Direct Sales Support Overall Performance
Despite the difficult economic climate, Valentino’s direct sales, including e-commerce, grew by 5% year-on-year and accounted for 70% of total revenue. Notably, e-commerce expanded from 11% of total sales in 2023 to 15% in 2024, representing a 37% increase at constant exchange rates.
Conversely, the wholesale channel was reduced by approximately 20% in 2024, as the company emphasized its strategy to focus on “more selective distribution and integrated partnerships.” Valentino’s retail-led approach remains central to its medium- to long-term growth plans.
Regional Performance and Beauty Division Growth
Regionally, Japan, the Middle East, and the Americas delivered year-on-year growth, while sales in Europe and parts of Asia weakened, particularly in the latter half of the year.
Meanwhile, the beauty and fragrance division, licensed to L’Oréal, posted a significant 51% year-on-year increase in sales. The brand’s diversification and expanding product portfolio have become key pillars supporting overall performance.
Creative Rebuilding Under Alessandro Michele
Another major turning point in 2024 was the appointment of Alessandro Michele as creative director. Having previously led Gucci for many years, Michele joined Valentino in March 2024 as the successor to Pierpaolo Piccioli, who had helmed the brand for 25 years. He is now steering the maison through a period of creative transformation.
Michele’s debut collection, Avant les Débuts, released between September and October, received a warm reception from fans and critics alike. CEO Jacopo Venturini commented, “His first collections, launched in the final months of 2024, have already demonstrated how Alessandro’s extraordinary vision reinterprets the past through his unique lens and seamlessly blends with the freedom through which he fully expresses his creative genius.”
Advancing Sustainability and Human Capital Initiatives
Beyond financial performance, Valentino has also strengthened its organizational commitments. In 2024, the company retained its Gender Equality Certification for the second consecutive year. It also introduced a new employment contract for boutique and outlet staff, as well as a productivity bonus program for all employees in Italy—measures aimed at improving workplace conditions and investing in talent.

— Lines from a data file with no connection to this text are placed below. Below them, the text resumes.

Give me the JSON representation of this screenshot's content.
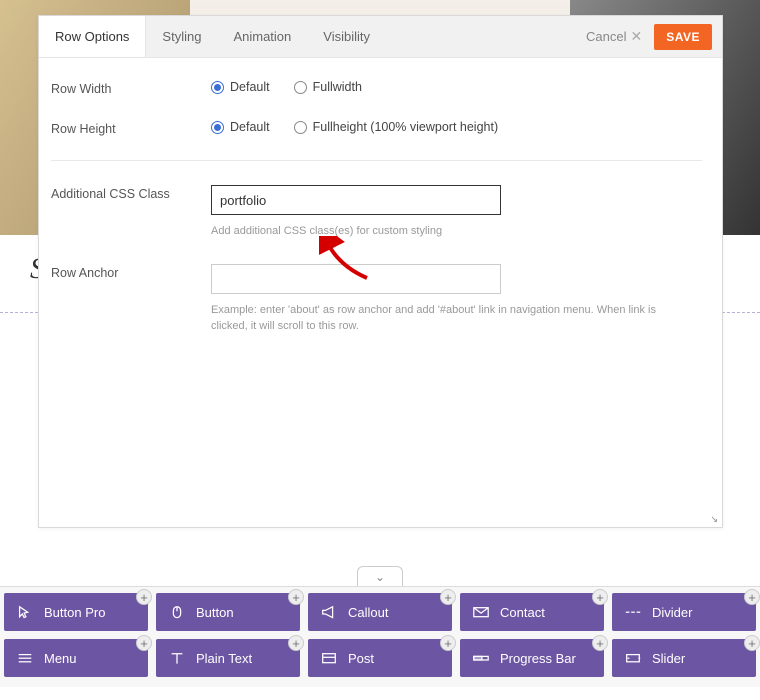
{
  "letter": "S",
  "dialog": {
    "tabs": [
      "Row Options",
      "Styling",
      "Animation",
      "Visibility"
    ],
    "active_tab": 0,
    "cancel": "Cancel",
    "save": "SAVE",
    "rows": {
      "row_width": {
        "label": "Row Width",
        "options": [
          "Default",
          "Fullwidth"
        ],
        "selected": 0
      },
      "row_height": {
        "label": "Row Height",
        "options": [
          "Default",
          "Fullheight (100% viewport height)"
        ],
        "selected": 0
      },
      "css_class": {
        "label": "Additional CSS Class",
        "value": "portfolio",
        "helper": "Add additional CSS class(es) for custom styling"
      },
      "row_anchor": {
        "label": "Row Anchor",
        "value": "",
        "helper": "Example: enter 'about' as row anchor and add '#about' link in navigation menu. When link is clicked, it will scroll to this row."
      }
    }
  },
  "elements": [
    {
      "icon": "cursor",
      "label": "Button Pro"
    },
    {
      "icon": "mouse",
      "label": "Button"
    },
    {
      "icon": "megaphone",
      "label": "Callout"
    },
    {
      "icon": "envelope",
      "label": "Contact"
    },
    {
      "icon": "dashes",
      "label": "Divider"
    },
    {
      "icon": "menu",
      "label": "Menu"
    },
    {
      "icon": "text",
      "label": "Plain Text"
    },
    {
      "icon": "post",
      "label": "Post"
    },
    {
      "icon": "progress",
      "label": "Progress Bar"
    },
    {
      "icon": "slider",
      "label": "Slider"
    }
  ]
}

In terms of sustainability governance, Valentino has taken steps to reinforce long-term initiatives, including the formation of dedicated committees, enhanced internal training, and the launch of cross-functional working groups.
Mayhoola Remains Majority Shareholder as Kering Enters Board
Valentino was acquired in 2012 by Mayhoola, an investment firm backed by Qatar’s royal family, which continues to hold a 70% majority stake in the company. In July 2023, French luxury group Kering acquired a 30% stake in Valentino for approximately €1.7 billion. Kering holds an option to acquire full ownership by 2028 and has already secured representation on the board of directors.